Old Fort Elementary fourth-graders Shane Hitchcock, Logan Haubert, Josh Smith, Hunter Davis, and Austin Alice watch R.A. Burgin of Bucyrus, Ohio, start a fire with a piece of flint and steel.
The living history village will be open to the public from 10 a.m. to 6 p.m. today and 10 a.m. to 5 p.m. tomorrow, while the Seneca County Museum on Clay Street will be open from 1 to 4 p.m. both days.
Jeff Davidson, whose son Hunter is a fourth grader at Old Fort Elementary, said he'd visited the living history village in past years during the festival, but had never come to the school day program. "This is a lot more interactive," Mr. Davidson said. "They've gotten to do a lot."
Youngsters could try Native American dances, watch blacksmith R.A. Burgin start a fire with a piece of flint and steel, play pioneer games, churn homemade ice cream, and chat with Gen. William Harvey Gibson and his wife, Martha.

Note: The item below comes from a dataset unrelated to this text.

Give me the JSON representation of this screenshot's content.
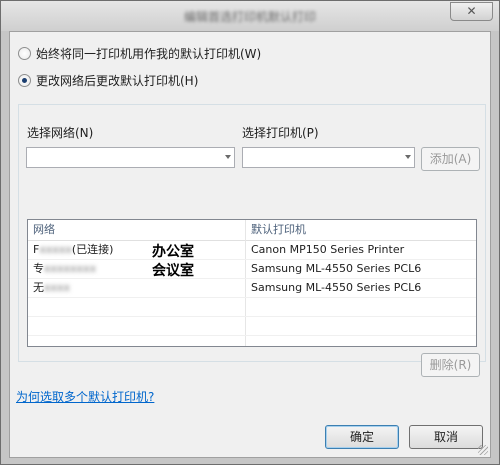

Mrs. Gibson, portrayed by local resident Cindy Conger, said she and her husband, Randy, played the same roles when last year's third-graders visited historic sites in downtown Tiffin as part of Tour Tiffin in May.
"We were on the courthouse lawn by the statue of William Harvey Gibson so since the kids just came by in May, they remember who we are and what the general is about," she said.
The general, a trial lawyer turned politician who was known as a "silver-tongued orator," delivered a speech at the dedication of the Seneca County Courthouse in 1886.
Fourth-grade teachers said they enjoy taking their classes to the park for the day. "It is a great opportunity for the kids to have current curriculum in a hands-on, living fashion," said Joni Jordan, who teaches at Hopewell-Loudon Elementary. "The neat thing is even though we might not be studying pioneers and Indians right now, the kids remember this."
Susie Perry, the lone fourth-grade teacher in the tiny Bettsville Local School District, said it's an effective - and affordable - teaching tool. "We love it and it's feasible because our school district's broke," she said.